Novembers Big FishBy Mike Mladenik - November 1, 2005
This summer food has been at a premium on both natural lakes, reservoirs and even in the rivers. The cold spring played havoc with the forage base. Besides baitfish numbers being down crayfish are also less abundant. Most of the fish we caught in the summer looked healthy but the forage base is limited and can become depleted by late fall. So my prediction is for big fish to be more accessible to anglers.
Each year it seems that the same lakes tend to produce huge fish before ice up. Granted part of the reason is that having this reputation they receive pressure and intern produce big fish. The bottom line is that time is limited and go with the odds, go for the sure thing. This late season is tough enough and even I know when not to buck the system. Here are a few places that have potential for producing trophy fish before ice up.

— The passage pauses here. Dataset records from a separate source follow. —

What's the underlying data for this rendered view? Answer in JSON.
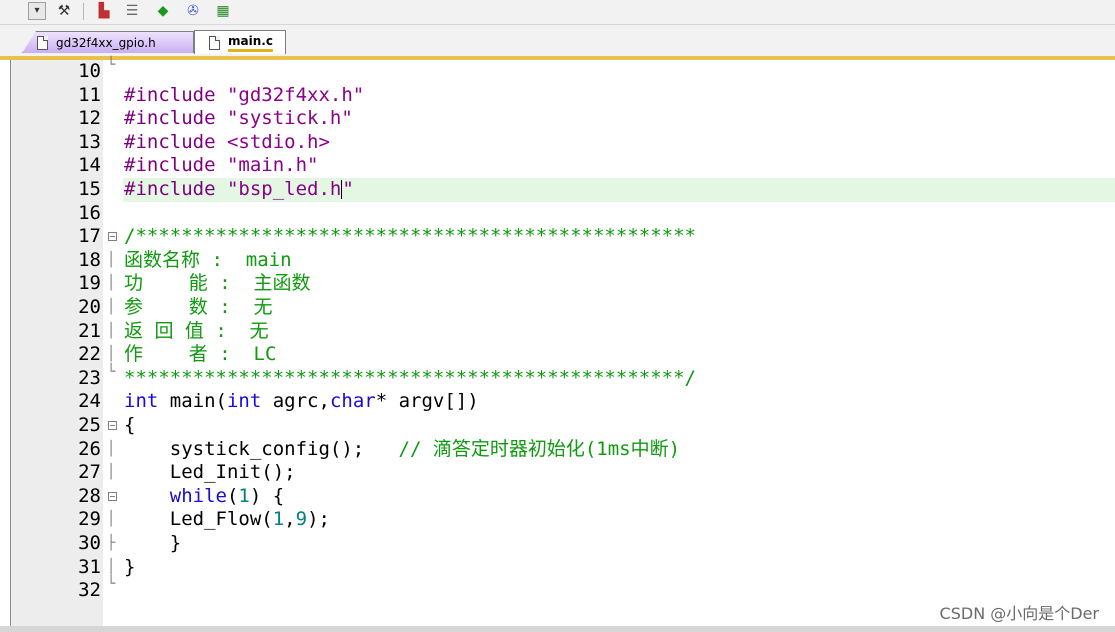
{
  "toolbar": {
    "icons": [
      "dropdown-icon",
      "wand-icon",
      "build-icon",
      "stack-icon",
      "diamond-icon",
      "wrench-icon",
      "books-icon"
    ]
  },
  "tabs": [
    {
      "label": "gd32f4xx_gpio.h",
      "active": false
    },
    {
      "label": "main.c",
      "active": true
    }
  ],
  "editor": {
    "lines": [
      {
        "n": "10"
      },
      {
        "n": "11",
        "text": "#include \"gd32f4xx.h\""
      },
      {
        "n": "12",
        "text": "#include \"systick.h\""
      },
      {
        "n": "13",
        "text": "#include <stdio.h>"
      },
      {
        "n": "14",
        "text": "#include \"main.h\""
      },
      {
        "n": "15",
        "text": "#include \"bsp_led.h\""
      },
      {
        "n": "16"
      },
      {
        "n": "17",
        "text": "/*************************************************"
      },
      {
        "n": "18",
        "text": "函数名称 :  main"
      },
      {
        "n": "19",
        "text": "功    能 :  主函数"
      },
      {
        "n": "20",
        "text": "参    数 :  无"
      },
      {
        "n": "21",
        "text": "返 回 值 :  无"
      },
      {
        "n": "22",
        "text": "作    者 :  LC"
      },
      {
        "n": "23",
        "text": "*************************************************/"
      },
      {
        "n": "24",
        "text": "int main(int agrc,char* argv[])"
      },
      {
        "n": "25",
        "text": "{"
      },
      {
        "n": "26",
        "text": "    systick_config();   // 滴答定时器初始化(1ms中断)"
      },
      {
        "n": "27",
        "text": "    Led_Init();"
      },
      {
        "n": "28",
        "text": "    while(1) {"
      },
      {
        "n": "29",
        "text": "    Led_Flow(1,9);"
      },
      {
        "n": "30",
        "text": "    }"
      },
      {
        "n": "31",
        "text": "}"
      },
      {
        "n": "32"
      }
    ],
    "code": {
      "l11a": "#include ",
      "l11b": "\"gd32f4xx.h\"",
      "l12a": "#include ",
      "l12b": "\"systick.h\"",
      "l13a": "#include ",
      "l13b": "<stdio.h>",
      "l14a": "#include ",
      "l14b": "\"main.h\"",
      "l15a": "#include ",
      "l15b": "\"bsp_led.h",
      "l15c": "\"",
      "l17": "/*************************************************",
      "l18": "函数名称 :  main",
      "l19": "功    能 :  主函数",
      "l20": "参    数 :  无",
      "l21": "返 回 值 :  无",
      "l22": "作    者 :  LC",
      "l23": "*************************************************/",
      "l24a": "int",
      "l24b": " main(",
      "l24c": "int",
      "l24d": " agrc,",
      "l24e": "char",
      "l24f": "* argv[])",
      "l25": "{",
      "l26a": "    systick_config();   ",
      "l26b": "// 滴答定时器初始化(1ms中断)",
      "l27": "    Led_Init();",
      "l28a": "    ",
      "l28b": "while",
      "l28c": "(",
      "l28d": "1",
      "l28e": ") {",
      "l29a": "    Led_Flow(",
      "l29b": "1",
      "l29c": ",",
      "l29d": "9",
      "l29e": ");",
      "l30": "    }",
      "l31": "}"
    }
  },
  "watermark": "CSDN @小向是个Der"
}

For big November walleyes try mid sized clear water lakes. Large clear water lakes may have larger walleyes but they can be more difficult to locate. One favorite lake I fish each year has large walleye that evade anglers most of the year. In fact I was fishing for smallmouth in this lake in May and saw a walleye well over 30 inches holding tight to the side of a fish crib. I might have to go back to that lake this November.
With structure being limited in the lake these big walleyes have few places to move to in November. The first place and most obvious place to fish is the large point in the north central part of the lake. Use your locator to mark any fish on the deep edge of the point. If you mark fish toss out a floating marker. And drift through the area with slip sinker rigs and red tail chubs. If there is limited wind tries jigging with a jig and chub.
If the point fails to produce then head for one of the many fish cribs on the northeast shoreline. Find a crib and vertical jig with a jig and chub along the edge. Often walleyes will hold so tight to fish cribs that they are impossible to pick up even with the best electronics. Be patient and you have a possibility to boat a 10-pound plus walleye.
This is one time when fishing during the day is most productive. In summer and early fall low light is the key to this clear water lake. However even in the clear water big walleyes tend to be most active during the day. However the best days to fish are overcast days or before an incoming front.
One overlooked fish in the Northwoods in the late fall is largemouth bass. If you think pressure on largemouth bass is light in summer then wait until fall. By late fall few if anyone pursues largemouth bass. If you are after a trophy northern largemouth November is indeed the time.
The trick to finding big fall largemouth is fishing the right lakes. I have found that the best lakes to find big November largemouth are small to midsize trout lakes. Yes, I said trout lakes. These put and take trout lakes usually have a two-story fishery. The trout get pounded and nobody fished for largemouth bass. The overall largemouth bass population may only be moderate but these types of lakes grow big fish. There are many of these lakes scattered across northern Wisconsin and Michigan's Upper Peninsula. These big largemouth will go on the feed before ice up. One lake I fish consistently produces six pound largemouth and I have yet to see another angler on the lake.
To fish for these big largemouths you will need move to a smallmouth frame of mind. Structure is limited, weeds are dead and the largemouth are relating to deep rocks. These deep rocks hold the only remaining forage in the lake. Use your electronics and your gray scale to find soft/hard bottom transition area and baitfish. Once you find this combination you will find big largemouth.
Live bait will out produce artificial on a daily basis although some artificial presentations will also work. When fishing live bait use a light jighead with an oversized hood and a red tailed chub. Tin Man Jigs are deadly in the late fall especially when vertical jigged tight to the transition area. As far as artificial bait go stick with four and five inch finesse worms and slow falling jigs.
These same trout lakes can also hold a few giant northern pike. I know of one particular lake in Michigan's Upper Peninsula that has produced 25 pound pike in the late fall. In the late fall these pike will chase the remaining trout. All that is needed here is a good set of electronics. Mark the trout and the big pike will be close buy. If ciscoes and whitefish are present in the lake, the better the odds are for giant pike.
Since trolling is allowed on these U.P. lakes take advantage of this presentation. Once you locate the suspended pike and trout troll deep diving crankbaits at the desired depths. Crankbaits with a silver or trout patterns work best. Drifting with suckers on quick strike rigs can also be productive.